Creamy eggplant, sweet peppers, ginger, garlic and onions all cooked together with tomatoes and spices makes this dish a wonderful vegetable curry to have with chaptis or tortillas. This outstanding eggplant and pepper curry is a dish I had at my friend Padmini’s home for dinner one day 😋 when she had a few of her friends over. The peppers and eggplant tasted so good together in this cirry that I asked Padmini for the recipe which she happily shared. Here is the recipe courtesy of my friend Padmini.
Eggplant and Pepper Curry
recipe courtesy of Padmini
- 1 large eggplant or 3- 4 Japanese eggplants cut into small pieces
- 2 bell peppers cut into small pieces
- 1 tsp ginger paste
- 6 garlic cloves finely chopped
- 1 medium onion finely chopped
- 1 medium tomato finely chopped
- 1 tbsp chopped cilantro for garnish
- 1 tsp mustard seeds
- 1 tsp cumin seeds
- 1 tsp asafoetida powder
- 1 tsp turmeric
- 2 tsp coriander powder
- 1/2 tsp red chili powder
- 1 tbsp tamarind pulp or juice of 1 lemon
- In a pan heat 2 tbsp oil.
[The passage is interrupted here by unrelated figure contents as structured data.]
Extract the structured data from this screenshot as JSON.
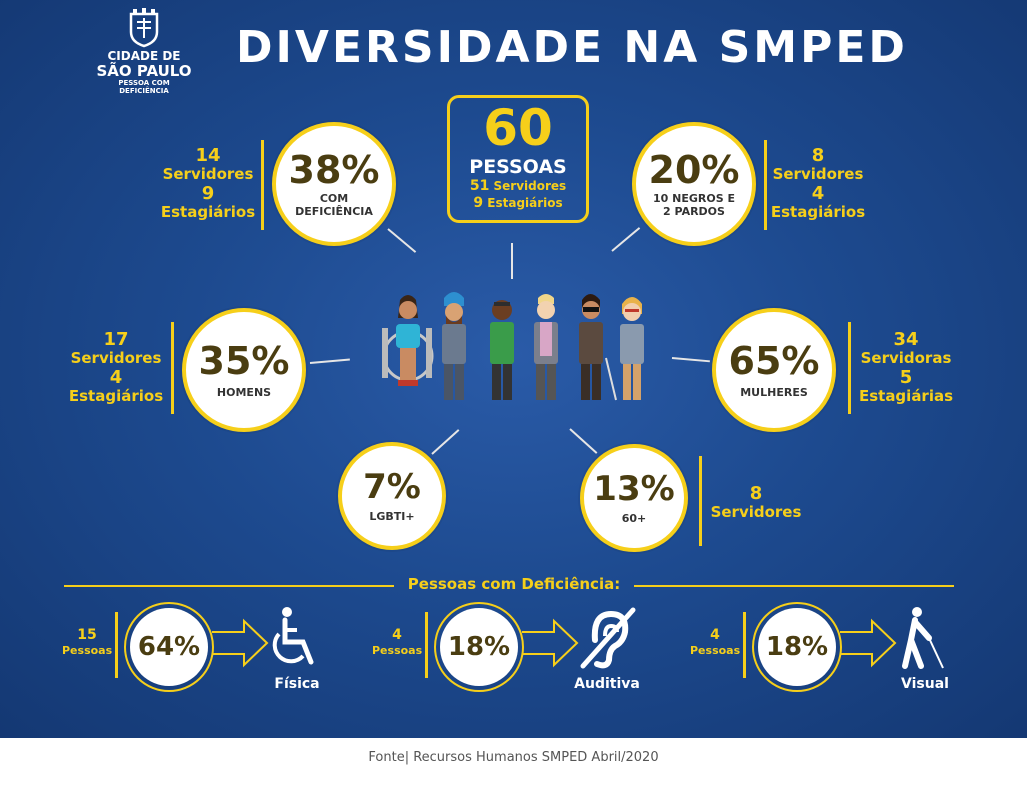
{
  "logo": {
    "line1": "CIDADE DE",
    "line2": "SÃO PAULO",
    "line3": "PESSOA COM",
    "line4": "DEFICIÊNCIA"
  },
  "title": "DIVERSIDADE NA SMPED",
  "total": {
    "number": "60",
    "label": "PESSOAS",
    "servidores_n": "51",
    "servidores_label": "Servidores",
    "estagiarios_n": "9",
    "estagiarios_label": "Estagiários"
  },
  "stats": {
    "deficiencia": {
      "pct": "38%",
      "label_1": "COM",
      "label_2": "DEFICIÊNCIA",
      "servidores_n": "14",
      "servidores_label": "Servidores",
      "estagiarios_n": "9",
      "estagiarios_label": "Estagiários"
    },
    "negros": {
      "pct": "20%",
      "label_1": "10 NEGROS E",
      "label_2": "2 PARDOS",
      "servidores_n": "8",
      "servidores_label": "Servidores",
      "estagiarios_n": "4",
      "estagiarios_label": "Estagiários"
    },
    "homens": {
      "pct": "35%",
      "label_1": "HOMENS",
      "servidores_n": "17",
      "servidores_label": "Servidores",
      "estagiarios_n": "4",
      "estagiarios_label": "Estagiários"
    },
    "mulheres": {
      "pct": "65%",
      "label_1": "MULHERES",
      "servidores_n": "34",
      "servidores_label": "Servidoras",
      "estagiarios_n": "5",
      "estagiarios_label": "Estagiárias"
    },
    "lgbti": {
      "pct": "7%",
      "label_1": "LGBTI+"
    },
    "idosos": {
      "pct": "13%",
      "label_1": "60+",
      "servidores_n": "8",
      "servidores_label": "Servidores"
    }
  },
  "deficiency_section": {
    "title": "Pessoas com Deficiência:",
    "items": [
      {
        "count": "15",
        "count_label": "Pessoas",
        "pct": "64%",
        "name": "Física",
        "icon": "wheelchair-icon"
      },
      {
        "count": "4",
        "count_label": "Pessoas",
        "pct": "18%",
        "name": "Auditiva",
        "icon": "hearing-impaired-icon"
      },
      {
        "count": "4",
        "count_label": "Pessoas",
        "pct": "18%",
        "name": "Visual",
        "icon": "blind-person-icon"
      }
    ]
  },
  "footer": "Fonte| Recursos Humanos SMPED Abril/2020",
  "colors": {
    "background": "#1d4a8f",
    "accent": "#f6cf1a",
    "circle": "#ffffff",
    "percent_text": "#4a3d11"
  }
}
Add mustard seeds and let them pop. Add asafoetida powder, ginger, garlic, and onions and sauté until onions are translucent, about 2-3 minutes.
- Next dd turmeric, chili powder, and coriander powder and mix into the onion mixture. Next add tomatoes and tamarind pulp and cook for 2- 3 minutes until tomatoes become tender and juicy.
- Add peppers and eggplant and mix in. Add salt and cook covered for 10-15 minutes until all the vegetables are tender. If the vegetables start sticking to the pan add a little bit of water to keep them moist. Once vegetables are cooked tender, turn the stove off. If using lemon juice instead of tamarind pulp add the lemon juice at this time and mix into the vegetables.
- Add chopped cilantro for garnish and serve curry hot with rice or chapatis, or serve as a side dish.